Eliana wasn't exactly thrilled about being the one to tell him, but duty forced her to slowly and sadly tell the truth.
And Eragon—the funny thing about him—he had taken it all silently, and then sighed and smiled with melancholy sadness. His jaw hadn't dropped, he hadn't fainted, he had just smiled.
She, for some reason that quite confused her, had been awarded with the title of Hero, highest rank. Eragon had been as well, though he was still out when he had received the title and was quite bewildered when he heard about it. His eyes—Eliana had to admit, she liked those tender honey-gray eyes—had lit up quizzically, as though expecting a "just kidding" a moment later, and it was almost hard for her to keep a serious face on.
He needed a hair-cut though. He was constantly tossing his bangs out of his eyes, which she liked to look at and—
Okay, okay. She liked him. Big deal. It wasn't a new concept, girls liking guys. She had noticed him before—and she had hoped, with a sort of desperation that he didn't remember their first encounter. That maybe, that little event could cease to exist in the memories of elves.
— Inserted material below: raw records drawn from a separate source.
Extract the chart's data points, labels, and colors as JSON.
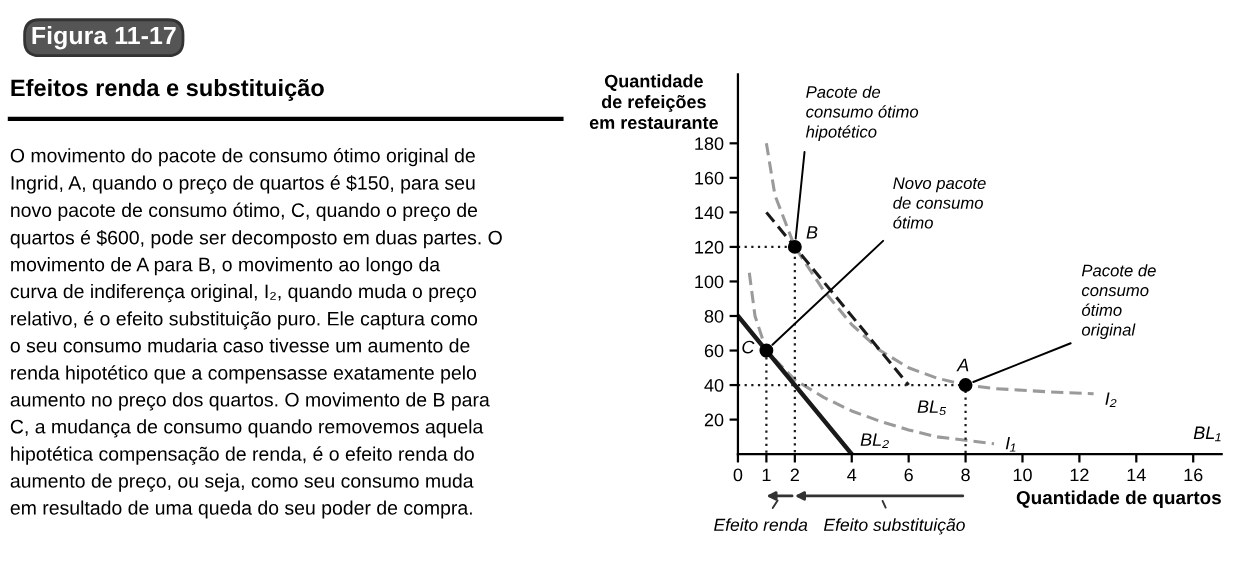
{
  "chart_data": {
    "type": "line",
    "title": "Figura 11-17",
    "subtitle": "Efeitos renda e substituição",
    "xlabel": "Quantidade de quartos",
    "ylabel": "Quantidade\nde refeições\nem restaurante",
    "xlim": [
      0,
      17
    ],
    "ylim": [
      0,
      220
    ],
    "xticks": [
      0,
      1,
      2,
      4,
      6,
      8,
      10,
      12,
      14,
      16
    ],
    "yticks": [
      20,
      40,
      60,
      80,
      100,
      120,
      140,
      160,
      180
    ],
    "grid": false,
    "legend": false,
    "series": [
      {
        "name": "I₂",
        "color": "#9a9a9a",
        "line_style": "dashed",
        "x": [
          1.0,
          1.3,
          2,
          3,
          4,
          5,
          6,
          7,
          8,
          9,
          10,
          11,
          12.5
        ],
        "values": [
          180,
          150,
          120,
          95,
          75,
          60,
          50,
          44,
          40,
          38,
          37,
          36,
          35
        ]
      },
      {
        "name": "I₁",
        "color": "#9a9a9a",
        "line_style": "dashed",
        "x": [
          0.4,
          0.6,
          1,
          2,
          3,
          4,
          5,
          6,
          7,
          8,
          9
        ],
        "values": [
          105,
          80,
          60,
          43,
          33,
          25,
          19,
          14,
          10,
          8,
          6
        ]
      },
      {
        "name": "BL₂",
        "color": "#1a1a1a",
        "line_style": "solid",
        "x": [
          0,
          4
        ],
        "values": [
          80,
          0
        ]
      },
      {
        "name": "BL₅",
        "color": "#1a1a1a",
        "line_style": "dashed",
        "x": [
          1,
          6
        ],
        "values": [
          140,
          40
        ]
      },
      {
        "type": "line",
        "color": "#1a1a1a",
        "line_style": "dotted",
        "x": [
          0,
          2,
          2
        ],
        "values": [
          120,
          120,
          0
        ]
      },
      {
        "type": "line",
        "color": "#1a1a1a",
        "line_style": "dotted",
        "x": [
          1,
          1
        ],
        "values": [
          60,
          0
        ]
      },
      {
        "type": "line",
        "color": "#1a1a1a",
        "line_style": "dotted",
        "x": [
          0,
          8,
          8
        ],
        "values": [
          40,
          40,
          0
        ]
      },
      {
        "type": "scatter",
        "color": "#000000",
        "marker": "circle",
        "x": [
          1,
          2,
          8
        ],
        "values": [
          60,
          120,
          40
        ],
        "value_labels": [
          "C",
          "B",
          "A"
        ]
      }
    ],
    "annotations": [
      "O movimento do pacote de consumo ótimo original de\nIngrid, A, quando o preço de quartos é $150, para seu\nnovo pacote de consumo ótimo, C, quando o preço de\nquartos é $600, pode ser decomposto em duas partes. O\nmovimento de A para B, o movimento ao longo da\ncurva de indiferença original, I₂, quando muda o preço\nrelativo, é o efeito substituição puro. Ele captura como\no seu consumo mudaria caso tivesse um aumento de\nrenda hipotético que a compensasse exatamente pelo\naumento no preço dos quartos. O movimento de B para\nC, a mudança de consumo quando removemos aquela\nhipotética compensação de renda, é o efeito renda do\naumento de preço, ou seja, como seu consumo muda\nem resultado de uma queda do seu poder de compra.",
      "Efeito renda",
      "Efeito substituição",
      {
        "text": "Pacote de\nconsumo ótimo\nhipotético",
        "x": 2,
        "y": 120
      },
      {
        "text": "Novo pacote\nde consumo\nótimo",
        "x": 1,
        "y": 60
      },
      {
        "text": "Pacote de\nconsumo\nótimo\noriginal",
        "x": 8,
        "y": 40
      },
      "BL₁"
    ]
  }
}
Knowing the psychology of the species though, that was highly unlikely, and there was such a slim chance of him forgetting the encounter that—
Maybe she needed to visit the psychologist.
Actually, what she needed to be was strong. Strong for the five severely wounded veterans. Strong for a certain dirty-blonde haired—
Geez! He wasn't more than a year older than her. He probably looked down on her. God—oh wait, she didn't believe in God... oh well—knew what he thought about her. He had been through one of the most bloody battles probably in the history of elves. And... well, there was a chance that she knew what he thought.
Quite honestly she was disillusioned and she knew it quite well. Which was why she was trying to be busy, or distracted by other things a lot more. Well, let's just say she was a confused teen trying to be more mature than she was, and that well, maybe, just maybe, she just happened to really like a certain hero of the highest rank.
Oh, what were those tiny molecules called? Hormones. She. Hated. Hormones.